Daily Archives: November 24, 2011
Yeah, most bloggers will take this time to tell you all how thankful they are or tell you to tell them how thankful you are or…
…wait, I’m dizzy now.
Where was I?
Oh yes, the thankful part of Thanksgiving. And we all know what put the “thank” in Thanksgiving, don’t we?
Food and football, though not necessarily in that order.
I have grown kids and even though they are good cooks I’m still in charge of the turkey’s share of cooking on Thanksgiving. I start days early, so that on the big day I’m not utterly exhausted and totally not hungry by the time we eat.
I went to the store the other day to get a fresh turkey. I hate buying frozen turkeys, mostly because I consistently forget to put them in the fridge to thaw four days ahead of time and am frantically running hot water over it at 7:00 on Thanksgiving morning hoping to get it thawed in time to put it in the oven by noon. We are late dinner eaters, and by late I mean 5:00 p.m. After years of that stress I decided to bite the bullet and pay extra for a fresh turkey. I don’t know why I didn’t do it sooner. Now, I have ample time to fret over the Cool Whip I forgot to get out of the freezer until right before pie time.

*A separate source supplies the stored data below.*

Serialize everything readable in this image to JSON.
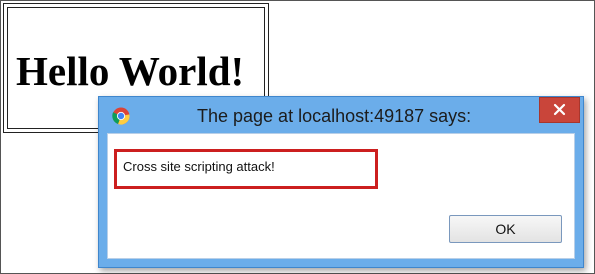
{
  "page": {
    "heading": "Hello World!"
  },
  "dialog": {
    "title": "The page at localhost:49187 says:",
    "message": "Cross site scripting attack!",
    "ok_label": "OK",
    "close_icon": "close-icon",
    "app_icon": "chrome-icon",
    "titlebar_color": "#6badea",
    "close_button_color": "#c9453a",
    "highlight_color": "#cc1f1f"
  }
}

A little kitchen-helper tip: Don’t try to thaw Cool Whip in the microwave….unless you like your whipped cream to be the consistency of milk.
Yes, I know they make it in cans and yes I tried those too. The first few times there was no propellant in the can when I got it home. That’s when I learned about kids using the gas in there to get high..and really, who was the first kid to grab a can of whipped cream and say, “Hey, y’all wanna get high?” I mean, who thinks of these things. I know they’ve changed the propellant, but now I just grab the Cool Whip out of habit. I’m old, it’s hard to change these things.
Where was I going with this?
Oh, right. I was looking at the fresh turkeys in the store when an elderly gentleman tugged on my sleeve. He silently pointed to a few of the fresh turkeys and looking at me raised an eyebrow.
“Turkeys, yes.” I said in a half-hearted attempt to perhaps explain what he was looking at to him. He seemed confused, and worse, I thought he was incapable of speaking.
Suddenly, a light seemed to go off in his eyes.
“Oh my goodness! I thought you were my wife!”
I laughed as his real wife came up to us.
“Is he bugging you?” she asked.
“Oh, no but apparently we look alike.” I replied, even though we looked nothing alike.
As I walked away I heard her mumble something and he replied, “I thought it was you! I really did!”
So, Happy Thanksgiving, y’all! And remember fellas, when you are turkey shopping don’t be tugging on another woman’s sleeve.